The interactions between science and society as well as developments within science are concentrated in four research areas: 1st epistemology, 2nd legitimation and normativity, 3rd functional differentiation, and 4th social differentiation. The four research areas enable a systematization of the interactions and developments within science. This is a heuristic systematization, which is derived from generalized theoretical assumptions about contemporary societies and serves as a foundation for the LCSS research program.
The first research area “epistemology” discusses features unique to science, highlighting what distinguishes science from other social fields.
The second research area “legitimation and normativity” is substantiated on one hand by the need to explain and justify the interactions between science and society and the internal arrangements of the scientific field. On the other hand it arises from the fact that scientific knowledge and especially scientific expertise are being used by other fields, particularly by politics, to argue for and legitimize their decisions.
The third research area “functional differentiation” describes the functional differentiation of contemporary societies. Moreover, it emphasizes the relationship between science and other social fields, as well as the functional differentiation characteristic for society.
The fourth research area “social differentiation” expresses that there are socio-structural processes of differentiation. These become effective when related to other social fields and within science.
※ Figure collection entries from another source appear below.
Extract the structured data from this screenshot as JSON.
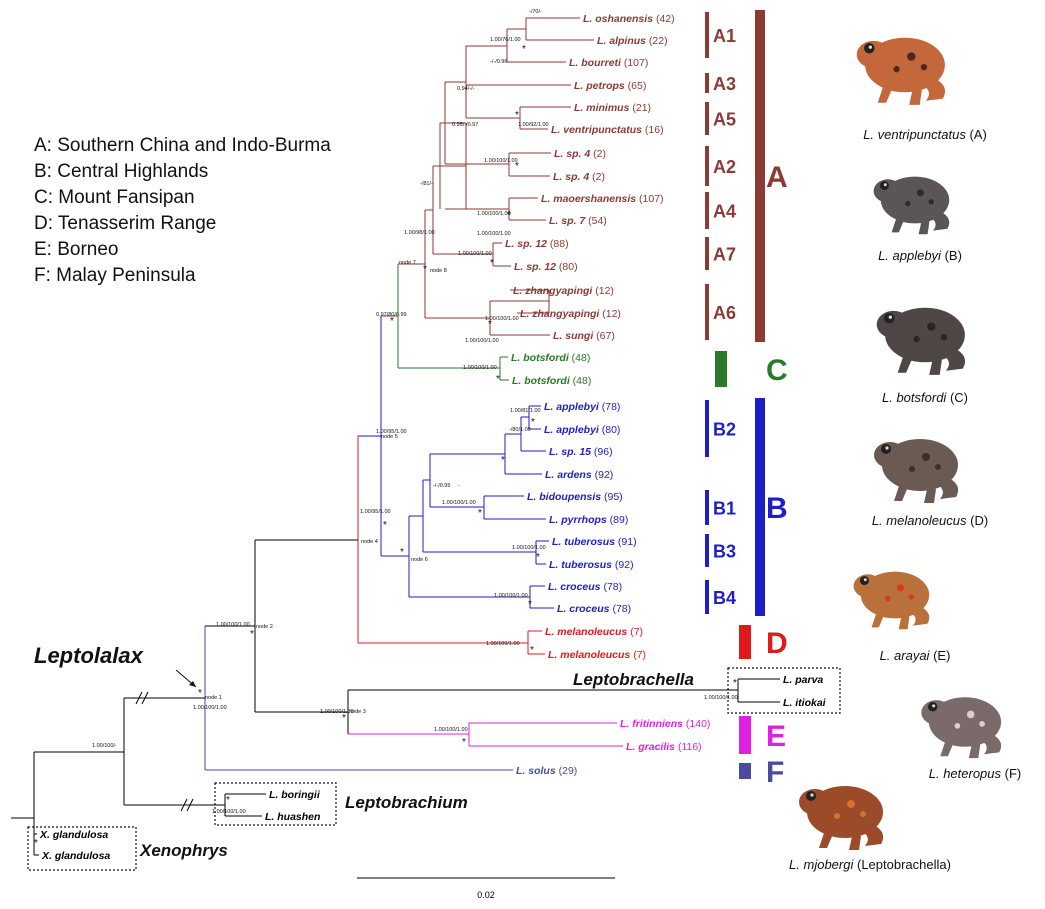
{
  "legend": [
    "A: Southern China and Indo-Burma",
    "B: Central Highlands",
    "C: Mount Fansipan",
    "D: Tenasserim Range",
    "E: Borneo",
    "F: Malay Peninsula"
  ],
  "colors": {
    "A": "#8b3a34",
    "B": "#1e1ec8",
    "C": "#2a7a2a",
    "D": "#e01a1a",
    "E": "#e020e0",
    "F": "#4a4aa0",
    "outgroup": "#000000"
  },
  "taxa": [
    {
      "name": "L. oshanensis",
      "count": "(42)",
      "clade": "A"
    },
    {
      "name": "L. alpinus",
      "count": "(22)",
      "clade": "A"
    },
    {
      "name": "L. bourreti",
      "count": "(107)",
      "clade": "A"
    },
    {
      "name": "L. petrops",
      "count": "(65)",
      "clade": "A"
    },
    {
      "name": "L. minimus",
      "count": "(21)",
      "clade": "A"
    },
    {
      "name": "L. ventripunctatus",
      "count": "(16)",
      "clade": "A"
    },
    {
      "name": "L. sp. 4",
      "count": "(2)",
      "clade": "A"
    },
    {
      "name": "L. sp. 4",
      "count": "(2)",
      "clade": "A"
    },
    {
      "name": "L. maoershanensis",
      "count": "(107)",
      "clade": "A"
    },
    {
      "name": "L. sp. 7",
      "count": "(54)",
      "clade": "A"
    },
    {
      "name": "L. sp. 12",
      "count": "(88)",
      "clade": "A"
    },
    {
      "name": "L. sp. 12",
      "count": "(80)",
      "clade": "A"
    },
    {
      "name": "L. zhangyapingi",
      "count": "(12)",
      "clade": "A"
    },
    {
      "name": "L. zhangyapingi",
      "count": "(12)",
      "clade": "A"
    },
    {
      "name": "L. sungi",
      "count": "(67)",
      "clade": "A"
    },
    {
      "name": "L. botsfordi",
      "count": "(48)",
      "clade": "C"
    },
    {
      "name": "L. botsfordi",
      "count": "(48)",
      "clade": "C"
    },
    {
      "name": "L. applebyi",
      "count": "(78)",
      "clade": "B"
    },
    {
      "name": "L. applebyi",
      "count": "(80)",
      "clade": "B"
    },
    {
      "name": "L. sp. 15",
      "count": "(96)",
      "clade": "B"
    },
    {
      "name": "L. ardens",
      "count": "(92)",
      "clade": "B"
    },
    {
      "name": "L. bidoupensis",
      "count": "(95)",
      "clade": "B"
    },
    {
      "name": "L. pyrrhops",
      "count": "(89)",
      "clade": "B"
    },
    {
      "name": "L. tuberosus",
      "count": "(91)",
      "clade": "B"
    },
    {
      "name": "L. tuberosus",
      "count": "(92)",
      "clade": "B"
    },
    {
      "name": "L. croceus",
      "count": "(78)",
      "clade": "B"
    },
    {
      "name": "L. croceus",
      "count": "(78)",
      "clade": "B"
    },
    {
      "name": "L. melanoleucus",
      "count": "(7)",
      "clade": "D"
    },
    {
      "name": "L. melanoleucus",
      "count": "(7)",
      "clade": "D"
    },
    {
      "name": "L. parva",
      "count": "",
      "clade": "outgroup"
    },
    {
      "name": "L. itiokai",
      "count": "",
      "clade": "outgroup"
    },
    {
      "name": "L. fritinniens",
      "count": "(140)",
      "clade": "E"
    },
    {
      "name": "L. gracilis",
      "count": "(116)",
      "clade": "E"
    },
    {
      "name": "L. solus",
      "count": "(29)",
      "clade": "F"
    },
    {
      "name": "L. boringii",
      "count": "",
      "clade": "outgroup"
    },
    {
      "name": "L. huashen",
      "count": "",
      "clade": "outgroup"
    },
    {
      "name": "X. glandulosa",
      "count": "",
      "clade": "outgroup"
    },
    {
      "name": "X. glandulosa",
      "count": "",
      "clade": "outgroup"
    }
  ],
  "subclades": [
    "A1",
    "A3",
    "A5",
    "A2",
    "A4",
    "A7",
    "A6",
    "C",
    "B2",
    "B1",
    "B3",
    "B4",
    "D",
    "E",
    "F"
  ],
  "major_clades": [
    "A",
    "C",
    "B",
    "D",
    "E",
    "F"
  ],
  "genus_labels": [
    "Leptolalax",
    "Leptobrachella",
    "Leptobrachium",
    "Xenophrys"
  ],
  "support_values": [
    "-/70/-",
    "1.00/76/1.00",
    "-/-/0.96",
    "0.94/-/-",
    "0.95/-/0.97",
    "1.00/92/1.00",
    "1.00/100/1.00",
    "1.00/100/1.00",
    "1.00/100/1.00",
    "-/81/-",
    "1.00/100/1.00",
    "1.00/98/1.00",
    "1.00/100/1.00",
    "1.00/100/1.00",
    "0.97/80/0.99",
    "1.00/100/1.00",
    "1.00/81/1.00",
    "-/80/1.00",
    "1.00/95/1.00",
    "-",
    "-/-/0.95",
    "1.00/100/1.00",
    "1.00/100/1.00",
    "1.00/95/1.00",
    "1.00/100/1.00",
    "1.00/100/1.00",
    "1.00/100/1.00",
    "1.00/100/1.00",
    "1.00/100/1.00",
    "1.00/100/1.00",
    "1.00/100/1.00",
    "1.00/100/-",
    "1.00/100/1.00"
  ],
  "node_labels": [
    "node 8",
    "node 7",
    "node 5",
    "node 4",
    "node 6",
    "node 2",
    "node 1",
    "node 3"
  ],
  "scale_bar": "0.02",
  "photo_captions": [
    {
      "species": "L. ventripunctatus",
      "region": "(A)"
    },
    {
      "species": "L. applebyi",
      "region": "(B)"
    },
    {
      "species": "L. botsfordi",
      "region": "(C)"
    },
    {
      "species": "L. melanoleucus",
      "region": "(D)"
    },
    {
      "species": "L. arayai",
      "region": "(E)"
    },
    {
      "species": "L. heteropus",
      "region": "(F)"
    },
    {
      "species": "L. mjobergi",
      "region": "(Leptobrachella)"
    }
  ]
}
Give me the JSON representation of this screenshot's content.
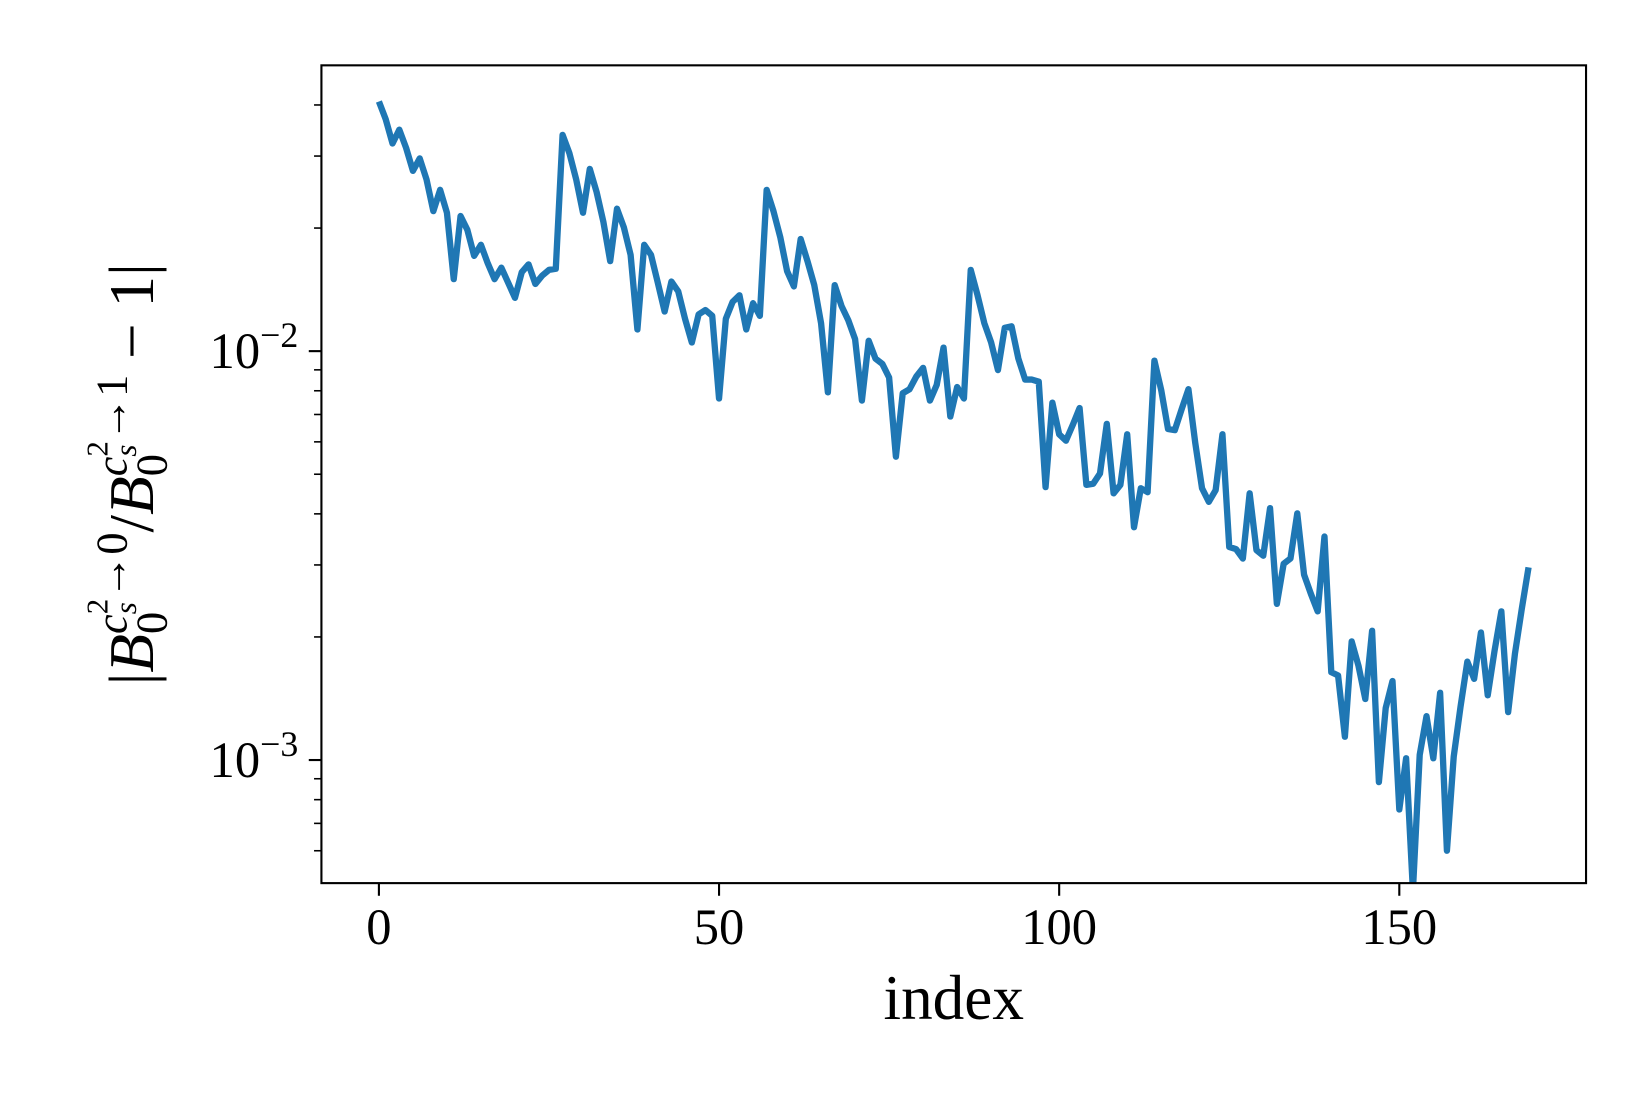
{
  "chart_data": {
    "type": "line",
    "xlabel": "index",
    "ylabel": "|B_0^{c_s^2→0}/B_0^{c_s^2→1} − 1|",
    "log_y": true,
    "grid": false,
    "xlim": [
      -8.45,
      177.45
    ],
    "xticks": [
      0,
      50,
      100,
      150
    ],
    "ylim": [
      0.0005,
      0.05
    ],
    "yticks": [
      {
        "value": 0.001,
        "label": "10−3"
      },
      {
        "value": 0.01,
        "label": "10−2"
      }
    ],
    "yminorticks": [
      0.0006,
      0.0007,
      0.0008,
      0.0009,
      0.002,
      0.003,
      0.004,
      0.005,
      0.006,
      0.007,
      0.008,
      0.009,
      0.02,
      0.03,
      0.04
    ],
    "x": [
      0,
      1,
      2,
      3,
      4,
      5,
      6,
      7,
      8,
      9,
      10,
      11,
      12,
      13,
      14,
      15,
      16,
      17,
      18,
      19,
      20,
      21,
      22,
      23,
      24,
      25,
      26,
      27,
      28,
      29,
      30,
      31,
      32,
      33,
      34,
      35,
      36,
      37,
      38,
      39,
      40,
      41,
      42,
      43,
      44,
      45,
      46,
      47,
      48,
      49,
      50,
      51,
      52,
      53,
      54,
      55,
      56,
      57,
      58,
      59,
      60,
      61,
      62,
      63,
      64,
      65,
      66,
      67,
      68,
      69,
      70,
      71,
      72,
      73,
      74,
      75,
      76,
      77,
      78,
      79,
      80,
      81,
      82,
      83,
      84,
      85,
      86,
      87,
      88,
      89,
      90,
      91,
      92,
      93,
      94,
      95,
      96,
      97,
      98,
      99,
      100,
      101,
      102,
      103,
      104,
      105,
      106,
      107,
      108,
      109,
      110,
      111,
      112,
      113,
      114,
      115,
      116,
      117,
      118,
      119,
      120,
      121,
      122,
      123,
      124,
      125,
      126,
      127,
      128,
      129,
      130,
      131,
      132,
      133,
      134,
      135,
      136,
      137,
      138,
      139,
      140,
      141,
      142,
      143,
      144,
      145,
      146,
      147,
      148,
      149,
      150,
      151,
      152,
      153,
      154,
      155,
      156,
      157,
      158,
      159,
      160,
      161,
      162,
      163,
      164,
      165,
      166,
      167,
      168,
      169
    ],
    "series": [
      {
        "color": "#1f77b4",
        "values": [
          0.0408,
          0.0369,
          0.0322,
          0.0348,
          0.0314,
          0.0276,
          0.0296,
          0.0263,
          0.022,
          0.0248,
          0.0218,
          0.015,
          0.0214,
          0.0198,
          0.0171,
          0.0182,
          0.0164,
          0.015,
          0.016,
          0.0147,
          0.0135,
          0.0156,
          0.0163,
          0.0146,
          0.0153,
          0.0158,
          0.0159,
          0.0338,
          0.0305,
          0.0263,
          0.0218,
          0.0279,
          0.0245,
          0.0207,
          0.0166,
          0.0223,
          0.0201,
          0.0172,
          0.0113,
          0.0182,
          0.0172,
          0.0147,
          0.0125,
          0.0148,
          0.014,
          0.012,
          0.0105,
          0.0123,
          0.0126,
          0.0122,
          0.00766,
          0.012,
          0.0132,
          0.0137,
          0.0113,
          0.0131,
          0.0122,
          0.0248,
          0.022,
          0.019,
          0.0157,
          0.0144,
          0.0188,
          0.0166,
          0.0145,
          0.0117,
          0.00793,
          0.0145,
          0.0129,
          0.0119,
          0.0107,
          0.00757,
          0.0106,
          0.00959,
          0.00931,
          0.00862,
          0.00552,
          0.00789,
          0.00807,
          0.00867,
          0.0091,
          0.00757,
          0.00827,
          0.0102,
          0.00692,
          0.00817,
          0.00766,
          0.0158,
          0.0137,
          0.0117,
          0.0105,
          0.00899,
          0.0114,
          0.0115,
          0.00959,
          0.00852,
          0.00852,
          0.00842,
          0.00465,
          0.00748,
          0.00626,
          0.00604,
          0.0066,
          0.00726,
          0.00471,
          0.00474,
          0.00502,
          0.00664,
          0.00449,
          0.00471,
          0.00626,
          0.00371,
          0.00462,
          0.00452,
          0.00948,
          0.00803,
          0.00645,
          0.00641,
          0.00721,
          0.00807,
          0.00597,
          0.00462,
          0.00428,
          0.00457,
          0.00626,
          0.00332,
          0.00328,
          0.00311,
          0.00449,
          0.00326,
          0.00316,
          0.00413,
          0.00241,
          0.00302,
          0.00311,
          0.00401,
          0.00284,
          0.00255,
          0.00231,
          0.00352,
          0.00164,
          0.00161,
          0.00114,
          0.00195,
          0.0017,
          0.00141,
          0.00207,
          0.000883,
          0.00134,
          0.00156,
          0.000757,
          0.00101,
          0.000479,
          0.00103,
          0.00128,
          0.00101,
          0.00146,
          0.0006,
          0.00102,
          0.00135,
          0.00174,
          0.00158,
          0.00205,
          0.00144,
          0.00185,
          0.00231,
          0.00131,
          0.00182,
          0.00234,
          0.00296
        ]
      }
    ]
  }
}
This systematization is conceptualized heuristically and does not contain a hierarchical differentiation between the four research areas. These four research areas integrate with the five academic disciplines represented at the LCSS: Political Science, Philosophy, Economics, Law, and Sociology. For this purpose and for referring specific issues and research questions, the distinguishing features are translated into those five disciplines mentioned above. However, the LCSS acknowledges that the four research areas are not equally relevant to all of the five disciplines. In fact, the respective disciplines emphasize certain areas and in others they are represented only marginally, if at all.